Personal, Social and Health Education
A workshop provides opportunities to direct and challenge students either:

  • through the activity itself:- social interaction, inspiration to be motivated, taking responsibility, performing well, sharing in decisions and making choices, etc.

  • through specific themes:- such as peace, bullying, anger, healthy living, risk-taking, empathy, respect, etc.

By using the puppet as a visual metaphor, it represents real life but at the same time is one step removed from the real world. It is therefore useful in communicating sensitive issues.

Making their own puppet gives a child a sense of ownership.  Through learning how to control a puppet following given techniques and exercises, a student gains better understanding and co-ordination.  This in turn gives them greater confidence and the freedom not only to express themselves but also the possibility to communicate that expression by speaking through their puppet. The puppet becomes a tool for rich, creative expression.

Key Skills:-
Problem Solving.
Working as an individual. 
Collaboration, the ability to work as a team.
Planning Skills and Execution (reward).

Black Cat is happy to help plan sessions which include areas of the National Curriculum that you may be struggling to include into your lesson planning.  

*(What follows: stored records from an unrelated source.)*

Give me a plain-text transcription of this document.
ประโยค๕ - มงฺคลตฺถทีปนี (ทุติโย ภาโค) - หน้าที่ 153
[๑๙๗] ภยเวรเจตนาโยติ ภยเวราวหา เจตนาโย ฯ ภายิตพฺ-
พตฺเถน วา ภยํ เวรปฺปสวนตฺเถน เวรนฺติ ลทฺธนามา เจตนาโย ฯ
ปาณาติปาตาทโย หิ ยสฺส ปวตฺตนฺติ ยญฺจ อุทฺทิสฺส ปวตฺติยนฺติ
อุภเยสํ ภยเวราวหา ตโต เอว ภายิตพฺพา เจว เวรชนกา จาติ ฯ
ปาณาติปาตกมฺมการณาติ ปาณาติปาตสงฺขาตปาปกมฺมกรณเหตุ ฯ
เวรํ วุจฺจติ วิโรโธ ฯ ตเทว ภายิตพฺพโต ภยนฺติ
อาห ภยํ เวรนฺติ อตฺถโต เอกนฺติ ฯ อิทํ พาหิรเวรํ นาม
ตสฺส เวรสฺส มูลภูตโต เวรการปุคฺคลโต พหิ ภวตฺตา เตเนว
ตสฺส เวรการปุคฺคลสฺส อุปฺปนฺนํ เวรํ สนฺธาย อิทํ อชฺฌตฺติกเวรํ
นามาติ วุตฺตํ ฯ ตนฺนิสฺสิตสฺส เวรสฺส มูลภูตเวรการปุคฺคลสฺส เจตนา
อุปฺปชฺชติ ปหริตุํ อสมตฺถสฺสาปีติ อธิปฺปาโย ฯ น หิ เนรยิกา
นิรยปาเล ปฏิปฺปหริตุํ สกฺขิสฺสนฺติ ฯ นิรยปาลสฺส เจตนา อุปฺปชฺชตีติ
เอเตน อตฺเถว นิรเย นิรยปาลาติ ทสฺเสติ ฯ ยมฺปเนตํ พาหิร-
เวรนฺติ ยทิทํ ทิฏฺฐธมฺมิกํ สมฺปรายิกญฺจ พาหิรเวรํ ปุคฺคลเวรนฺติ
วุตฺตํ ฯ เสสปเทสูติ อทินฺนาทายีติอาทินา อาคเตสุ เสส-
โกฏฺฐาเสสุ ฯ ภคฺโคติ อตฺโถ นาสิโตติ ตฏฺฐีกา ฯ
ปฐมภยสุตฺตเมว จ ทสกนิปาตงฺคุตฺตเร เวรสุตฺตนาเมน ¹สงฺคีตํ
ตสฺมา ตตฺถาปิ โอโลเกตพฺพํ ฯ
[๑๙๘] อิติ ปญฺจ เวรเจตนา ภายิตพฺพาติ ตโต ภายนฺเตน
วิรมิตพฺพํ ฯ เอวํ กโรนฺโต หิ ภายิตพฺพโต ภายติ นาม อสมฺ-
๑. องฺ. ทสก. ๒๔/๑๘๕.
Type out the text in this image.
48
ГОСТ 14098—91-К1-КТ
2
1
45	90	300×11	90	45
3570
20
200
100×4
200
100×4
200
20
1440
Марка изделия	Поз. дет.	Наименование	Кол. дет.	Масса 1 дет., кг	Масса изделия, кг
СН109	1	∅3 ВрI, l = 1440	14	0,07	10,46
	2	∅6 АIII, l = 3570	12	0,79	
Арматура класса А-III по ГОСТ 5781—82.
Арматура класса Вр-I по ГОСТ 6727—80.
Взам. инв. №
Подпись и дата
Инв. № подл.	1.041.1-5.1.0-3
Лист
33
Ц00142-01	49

Secondary Curriculum Key stage 3 & 4:-

Art and Design
Students can study and handle beautiful hand-crafted puppets from another culture, see how they are made, the materials used, specific designs, exploring the reasons behind the designs, the purposes of the artefact, changing perceptions and uses.
Then go on to design and make their own performing puppet.  There is the possibility to work collaboratively.
“Range and Content” specifically includes the study of puppetry.
“Curriculum Opportunities” encourages links with other subjects, puppetry being specifically relevant to Drama.

And of course, the Indian performances and workshops can also provide a rewarding, entertaining and creative activity for multi-cutural events.